As an establishment figure, Brooks spends a lot of time papering over the cracks in conventional thinking. This column is interesting because he is confronted with the biggest crack, the San Andreas fault that underlies modern progressive thought that all good progressives try not to think about in the hopes that it won't cause any problems in their lifetimes at least. It can be stated this way: every liberal society in the world has decidedly non-liberal foundations. You can make an authoritarian society into a liberal one but what you can't do is take a situation where no society exists and make a liberal society out of chaos. Brooks wants to deny that. He wants to believe that you can start out with love.
Much of Peterson’s advice sounds to me like vague exhortatory banality. Like Hobbes and Nietzsche before him, he seems to imagine an overly brutalistic universe, nearly without benevolence, beauty, attachment and love. His recipe for self-improvement is solitary, nonrelational, unemotional. I’d say the lives of young men can be improved more through loving attachment than through Peterson’s joyless and graceless calls to self-sacrifice.
 Brooks admits more than he realizes when he writes "sounds to me". He is admitting that he can't prove his side of the argument. Ultimately, progressivism rests on something like religious faith.

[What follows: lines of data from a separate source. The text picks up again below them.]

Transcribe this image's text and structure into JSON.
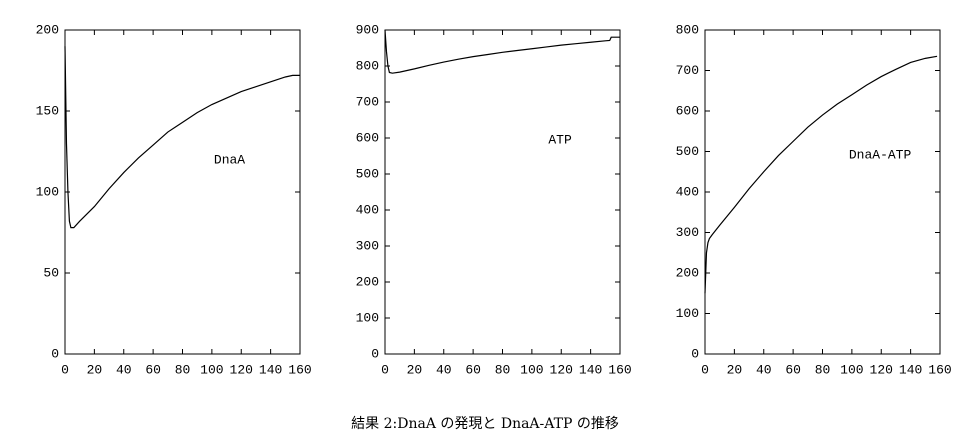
{
  "caption": "結果 2:DnaA の発現と DnaA-ATP の推移",
  "chart_data": [
    {
      "type": "line",
      "x": [
        0,
        1,
        2,
        3,
        4,
        6,
        10,
        20,
        30,
        40,
        50,
        60,
        70,
        80,
        90,
        100,
        110,
        120,
        130,
        140,
        150,
        155,
        160
      ],
      "series": [
        {
          "name": "DnaA",
          "color": "#000000",
          "values": [
            190,
            130,
            100,
            82,
            78,
            78,
            82,
            91,
            102,
            112,
            121,
            129,
            137,
            143,
            149,
            154,
            158,
            162,
            165,
            168,
            171,
            172,
            172
          ]
        }
      ],
      "xlim": [
        0,
        160
      ],
      "ylim": [
        0,
        200
      ],
      "xticks": [
        0,
        20,
        40,
        60,
        80,
        100,
        120,
        140,
        160
      ],
      "yticks": [
        0,
        50,
        100,
        150,
        200
      ]
    },
    {
      "type": "line",
      "x": [
        0,
        1,
        2,
        3,
        5,
        10,
        20,
        30,
        40,
        50,
        60,
        70,
        80,
        90,
        100,
        110,
        120,
        130,
        140,
        150,
        153,
        154,
        160
      ],
      "series": [
        {
          "name": "ATP",
          "color": "#000000",
          "values": [
            900,
            840,
            800,
            782,
            780,
            783,
            792,
            802,
            811,
            819,
            826,
            832,
            838,
            843,
            848,
            853,
            858,
            862,
            866,
            870,
            871,
            880,
            880
          ]
        }
      ],
      "xlim": [
        0,
        160
      ],
      "ylim": [
        0,
        900
      ],
      "xticks": [
        0,
        20,
        40,
        60,
        80,
        100,
        120,
        140,
        160
      ],
      "yticks": [
        0,
        100,
        200,
        300,
        400,
        500,
        600,
        700,
        800,
        900
      ]
    },
    {
      "type": "line",
      "x": [
        0,
        1,
        2,
        3,
        5,
        10,
        20,
        30,
        40,
        50,
        60,
        70,
        80,
        90,
        100,
        110,
        120,
        130,
        140,
        150,
        158
      ],
      "series": [
        {
          "name": "DnaA-ATP",
          "color": "#000000",
          "values": [
            150,
            250,
            275,
            285,
            295,
            318,
            362,
            408,
            450,
            490,
            525,
            560,
            590,
            617,
            640,
            664,
            685,
            703,
            720,
            730,
            735
          ]
        }
      ],
      "xlim": [
        0,
        160
      ],
      "ylim": [
        0,
        800
      ],
      "xticks": [
        0,
        20,
        40,
        60,
        80,
        100,
        120,
        140,
        160
      ],
      "yticks": [
        0,
        100,
        200,
        300,
        400,
        500,
        600,
        700,
        800
      ]
    }
  ]
}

If you grew up in the west, you might share that faith. Alternatively, you may think as Peterson does. Want to find out what you really believe? Open your eyes and look around, do you see a universe full of  "benevolence, beauty, attachment and love"? I'm sure you see some of that, especially if you live in the west. But do you think that is the natural state of things or do you think it's something that was created at the cost of sacrifice and self-denial? Those aren't rhetorical questions.

They aren't rhetorical because I know that some readers, perhaps most, are going to want to answer that order is the natural state of things. Others, like me, are going to want to answer that chaos is. That isn't just Brooks fundamental dispute with Peterson, it's a fundamental question that has driven western political thought since at least Thomas Hobbes.

All I'll say for now is that it's a lot easier to believe that the world is full of benevolence, beauty and love from inside a functioning liberal society. Go outside and watch a little animal predation—watch an eagle kill and eat a really cute puppy, for example—and your confidence will be shaken. I would say rightly shaken.